Lotte Laserstein, Evening in Potsdam, 1930
It was at this point in Laserstein’s career that the rise of Nazism began to affect her daily life. Her paternal grandmother was Jewish and her mother’s apartment and many valuables, including a collection of rare Toulouse-Lautrec posters, were confiscated by the state. Artistic supplies became hard to find and in 1935, Laserstein was forced to close her gallery and art school in Berlin, ending her career in Germany. Three of her paintings were shown at the 1937 World’s Fair in Paris, but her work was banned from the German pavilion. In December of 1937, Laserstein left Germany for Stockholm in search of an art market, while her sister and mother stayed behind in Berlin. Her sister managed to evade the Nazis, but her mother died in the Ravensbruck concentration camp in Germany.
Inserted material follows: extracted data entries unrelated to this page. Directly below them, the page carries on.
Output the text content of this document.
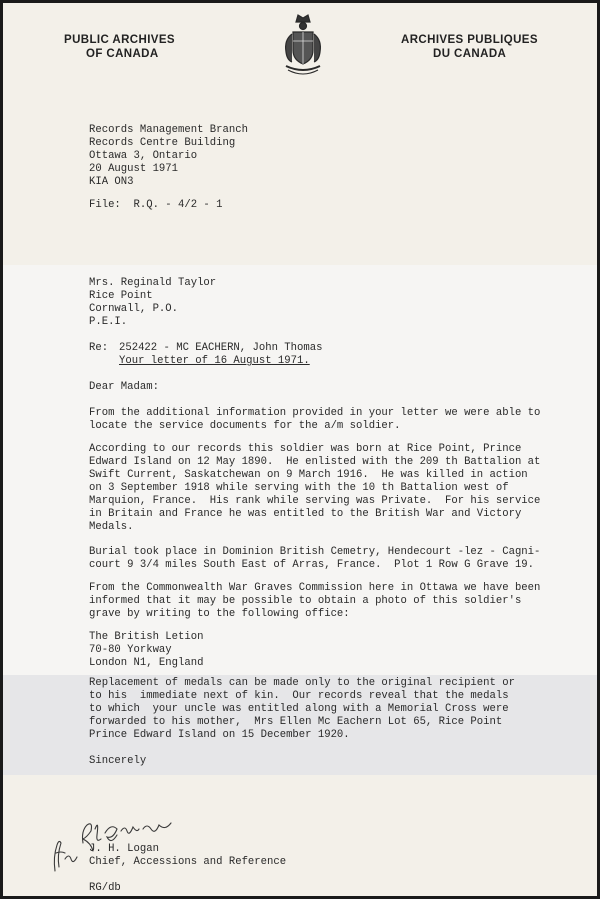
PUBLIC ARCHIVES
OF CANADA
ARCHIVES PUBLIQUES
DU CANADA
Records Management Branch
Records Centre Building
Ottawa 3, Ontario
20 August 1971
KIA ON3
File:  R.Q. - 4/2 - 1
Mrs. Reginald Taylor
Rice Point
Cornwall, P.O.
P.E.I.
Re: 252422 - MC EACHERN, John Thomas
Your letter of 16 August 1971.
Dear Madam:
From the additional information provided in your letter we were able to
locate the service documents for the a/m soldier.
According to our records this soldier was born at Rice Point, Prince
Edward Island on 12 May 1890.  He enlisted with the 209 th Battalion at
Swift Current, Saskatchewan on 9 March 1916.  He was killed in action
on 3 September 1918 while serving with the 10 th Battalion west of
Marquion, France.  His rank while serving was Private.  For his service
in Britain and France he was entitled to the British War and Victory
Medals.
Burial took place in Dominion British Cemetry, Hendecourt -lez - Cagni-
court 9 3/4 miles South East of Arras, France.  Plot 1 Row G Grave 19.
From the Commonwealth War Graves Commission here in Ottawa we have been
informed that it may be possible to obtain a photo of this soldier's
grave by writing to the following office:
The British Letion
70-80 Yorkway
London N1, England
Replacement of medals can be made only to the original recipient or
to his  immediate next of kin.  Our records reveal that the medals
to which  your uncle was entitled along with a Memorial Cross were
forwarded to his mother,  Mrs Ellen Mc Eachern Lot 65, Rice Point
Prince Edward Island on 15 December 1920.
Sincerely
J. H. Logan
Chief, Accessions and Reference
RG/db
Lotte Laserstein, Morning Toilette, 1930
After the war, Laserstein continued to paint, but changed her subject matter to be less offensive. She remained in Sweden for the remainder of her life, moving in 1954 to Kalmar, where she was later joined by her sister. She also became an honorary member of the Swedish Academy of Arts for her work in portraiture. In the late 1980s, Belgrave Gallery and Agnew and Sons in London held retrospectives of her work, followed by an exhibition at the Stadtmuseum in Berlin a few years later. The artist passed away in 1993 at the age of 95 in Kalmar.